Ella buscó bajo la mesa y sacó una guía telefónica.

—Tengo trabajo de verdad que hacer —dijo—. Hay asignaciones que los proyectos en desarrollo de los oficiales que trabajan aquí y saben lo que hacen necesitan con urgencia. Sin embargo, si descubre esa información, registraré gustosa los resultados de su investigación para poder responder esta pregunta al siguiente que ocupe su fascinante puesto.

—Tiene usted facilidad para el sarcasmo, señorita Breen. —Cole recogió la guía telefónica de la mesa—. Por favor, practíquelo conmigo siempre que se le antoje.

—Si tengo su permiso ya no es divertido —dijo ella.

Tardó diez minutos en descubrir que Reuben y Cecily Malich vivían en una urbanización a la salida de la autopista Algonkian, en Potomac Falls, Virginia.

Cecily Malich parecía alegre por teléfono cuando se presentó como el nuevo subordinado del mayor Malich, o cualquiera que fuese la descripción de su trabajo.

—¿Vuelve a tener un capitán? —dijo ella—. Qué interesante.

—Podría serlo, si supiera algo. Como cuándo esperar que vuelva a la oficina.
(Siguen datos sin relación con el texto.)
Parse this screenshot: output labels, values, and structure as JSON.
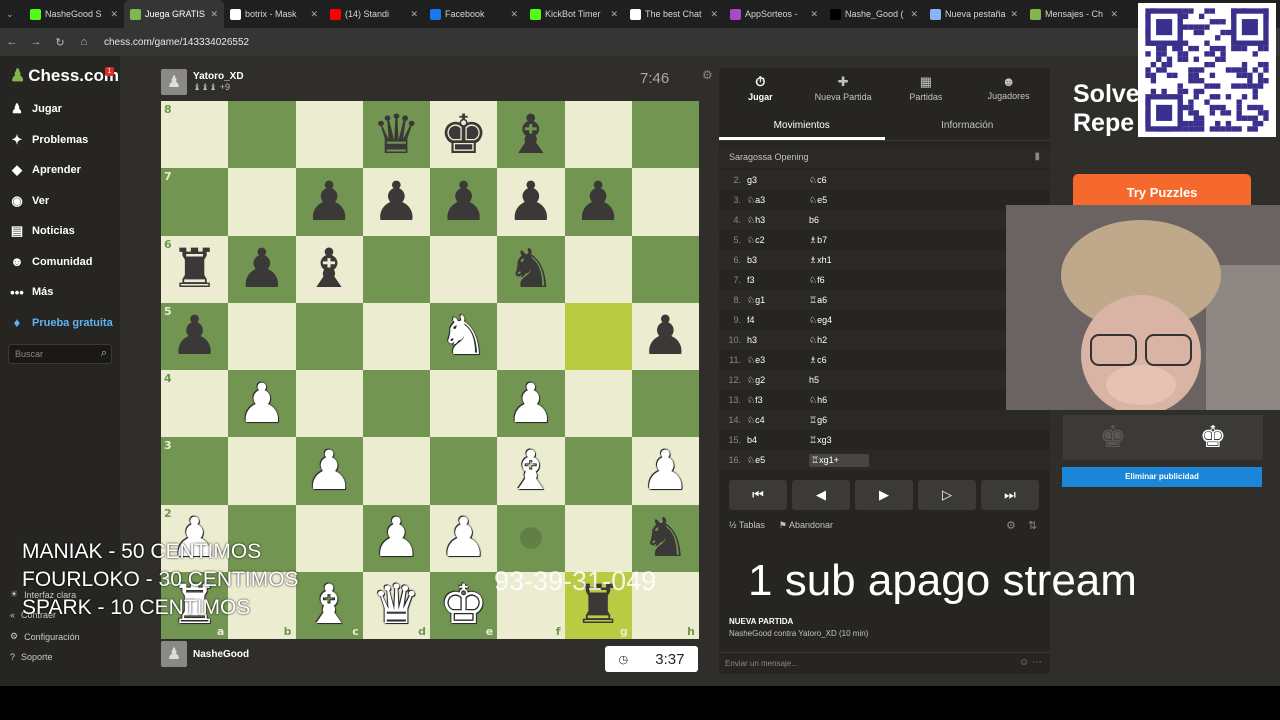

—Vaya, ¿no ha estado por ahí últimamente?

—Llevo tres días aquí y todavía no lo conozco.

—Interesante —dijo ella.

—Ni siquiera tengo suficiente información para que mi falta de información sea interesante —dijo Cole—. Esperaba que usted pudiera ilustrarme acerca de unas cuantas cosas. Por ejemplo, ¿qué hacemos en esta oficina?

—Es información clasificada.

—Pero yo tengo permiso para saberlo.

—Pero yo no.

—Entonces ¿no me ayudará? Sólo quiero serle útil y no sé cómo puedo hacerlo si no viene a la oficina. No estoy seguro de que ni siquiera sepa que tiene un nuevo capitán asignado.

—Oh, lo sabe —dijo ella.

—¿Lo ha mencionado?

—No. Pero se encarga de saberlo todo sobre la gente que trabaja con él, incluido el hecho de que trabaja con él. Créame, lo sabe todo sobre usted y mi suposición es que lo solicitó especialmente para esta misión.

Eso era gratificante, aunque fuera sólo una suposición.

—Pero ¿cuál es la misión?

—Supongo que ya lo habrá preguntado en la oficina.

—Nadie lo sabe. A nadie le importa.

—Eso es porque él no informa a nadie que ellos conozcan.

—¿A quién informa?

—Bueno, desde luego no nos informa ni a mí ni a usted.

—Señora Malich, me estoy ahogando aquí. Lánceme un salvavidas.

Ella se echó a reír.

—Venga a casa. Me encanta cocinar galletas y estamos de vacaciones de verano. ¿Con trocitos de chocolate o sólo de pasta?

—Señora, cualquier cosa que usted me ofrezca será recibida con caluroso agradecimiento.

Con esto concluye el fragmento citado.